I don't have children, but I imagine it's something no parent can recover from.

Last month, I heard John Halligan talk about how his son committed suicide after being bullied for years.

Halligan presented "Bullying, Cyberbullying and Youth Depression" at Taylor County and Campbellsville high schools for students. He also spoke to parents and the public at TCHS.

Halligan's son Ryan died by suicide on Oct. 7, 2003. He was just 13 years old.

He never learned to drive. Won't graduate from high school. Wasn't married or had any children. He was just a little boy ... barely even a teenager.

Halligan's presentation focused on what parents can do to try and prevent what his son went through.

He expresses his indescribable pain to total strangers in an effort to keep them from experiencing it themselves. I can't think of anything more admirable.

"I want to share with you stuff I wish I knew before my son passed away," he told the crowd.

The children bullying Ryan hurt him emotionally more than physically.

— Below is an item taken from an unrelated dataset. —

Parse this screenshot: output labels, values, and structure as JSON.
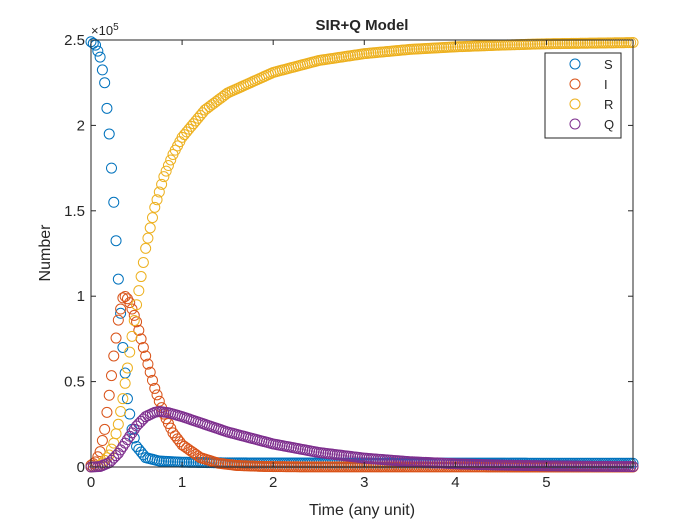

We've likely all experienced this in our lifetimes. Someone says something not so nice about us and our feelings are hurt. Words hurt sometimes, don't they?

"It wasn't about the punches," Halligan said. "It was about throwing words."

Halligan told the parents that he made a mistake by not monitoring who Ryan was talking to online.

"As parents, you need to try to stick your nose in there and know who they're socializing with."

I'm grateful my parents cared enough to always ask who I was going to be with when I went somewhere.

But for Ryan, this wasn't enough.

Halligan said teenagers often don't want to talk to their parents about their problems, and he regrets how he encouraged Ryan to learn to physically defend himself from his bullies.

I could truly see how Halligan believes his son would be alive today if he had only known there were people who loved him and would help him.

That part of the presentation was difficult for me to listen to.

I'm grateful that I always knew - and still know - I can talk to my parents about any problem I have. I hope all teenagers today know that.

Halligan said that the use of technology to harass students and even adults is becoming more common than ever.

"To me, this is not a kid/student problem," she said. "It's a human problem."

Again, words do hurt sometimes, don't they? We should all realize this and be a bit nicer in how we speak to people. Just because we can say something ... and even say it anonymously ... doesn't mean we should.

I had a brief conversation with Halligan before the presentation. I introduced myself and thanked him for coming to Campbellsville to share his story.

He told me that he has given presentations all across the United States, and most students are receptive to what he has to say.

"The response is what keeps me going," he said.

Halligan, who lives in Long Island, N.Y., said he was pleased to hear that a student he spoke to at TCHS has expressed an interest in beginning a club geared toward the prevention of bullying like his son endured.

"It's great when they take action," he said. "They are the solution."

My thanks go to Halligan for sharing his story. Let's hope his words aren't soon forgotten.